Bazı şehirlerde halen devam eden Indignados kamplarının daha ne kadar süreceği belli değil. Son günlerde Madrid dahil olmak üzere çoğu şehirde halk meclisi merkezden çepere doğru örgütlenme kararı aldı. Önümüzdeki haftalarda kamplara son verilip hareketin mahallelere ve köylere taşınmasına öncelik verilecek. Ayrıca 19 Haziran’da tüm şehirlerde eşzamanlı büyük bir yürüyüş daha düzenlenecek.
Bundan sonrasında 15-M hareketine yön verecek üç temel etken olduğunu söyleyebiliriz. Şu ana kadar hareketin herhangi bir parti ya da siyasi akımı desteklememesi hem bölünmesini engelledi, hem de büyümesini de sağladı. Dolayısıyla hareketin bir yandan siyasetten bağımsız kalıp, öte yandan yukarıda belirttiğimiz politik talepler arasında nasıl bir denge kuracağı, geleceğini de belirleyecek. Hem apolitik bir çizgiye kaymaktan kaçınmalı, hem de toplumsal tabanındaki farklılıkları birleştiren ortak taleplere odaklanmalı.
İkinci nokta ise mücadelenin yerel-ulusal-küresel ölçekte nasıl eklemleneceği meselesine dayanıyor. En can alıcı tartışmalardan biri önceliklerin nasıl belirleneceği konusu. Her şehir yerel sorunlarına mı odaklanmalı yoksa ülke genelinde sistemin kökten değişimine mi ağırlık verilmeli? Asıl her ikisini de başarıp Avrupa’daki diğer ülkelere ulaşabildiği ölçüde toplumsal dönüşüm sağlanmış olacak.
Son olarak, meclislerin halkın taleplerini dile getirmek için bir araç olmaktan çıkıp, uzun vadede başlı başına bir amaç haline gelmesinin önüne geçilmeli.

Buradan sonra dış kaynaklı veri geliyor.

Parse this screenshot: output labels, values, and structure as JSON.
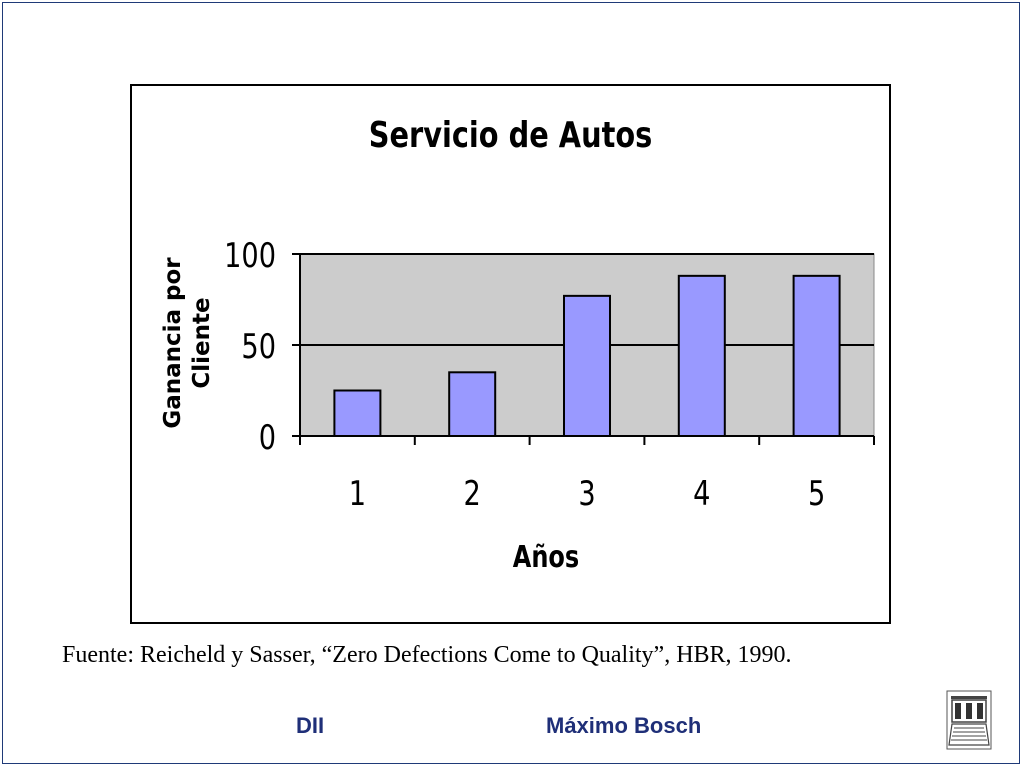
{
  "chart_data": {
    "type": "bar",
    "title": "Servicio de Autos",
    "xlabel": "Años",
    "ylabel": "Ganancia por Cliente",
    "categories": [
      "1",
      "2",
      "3",
      "4",
      "5"
    ],
    "values": [
      25,
      35,
      77,
      88,
      88
    ],
    "ylim": [
      0,
      100
    ],
    "yticks": [
      "0",
      "50",
      "100"
    ],
    "grid": true,
    "colors": {
      "bar": "#9999ff",
      "plot_bg": "#cccccc"
    }
  },
  "source": "Fuente: Reicheld y Sasser, “Zero Defections Come to Quality”, HBR, 1990.",
  "footer": {
    "left": "DII",
    "right": "Máximo Bosch"
  }
}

Henüz böyle bir şey söylemek için çok erken. Şu an için herkesin birbirini sabırla dinlemeyi, birlikte düşünmeyi ve karşılıklı tartışmayı öğrendiği kolektif bir süreç işliyor. Bu da değişimin her gün aşamalı bir şekilde inşa edileceğini gösteriyor. Zaten demokrasi dediğimiz tam da bu kolektif inşa süreci değil mi? Nihai bir hedef olmaktan çok, yolculuğun ta kendisi büyük ölçüde…
[1] İspanya’da siyasi partilerin ötesinde, sendikalara karşı da yaygın bir güvensizlik olduğunu not düşmekte yarar var. Bunun başlıca nedenlerinden biri, devletten aldıkları yardımlar nedeniyle ‘satılmış’ olduklarının düşünülmesi.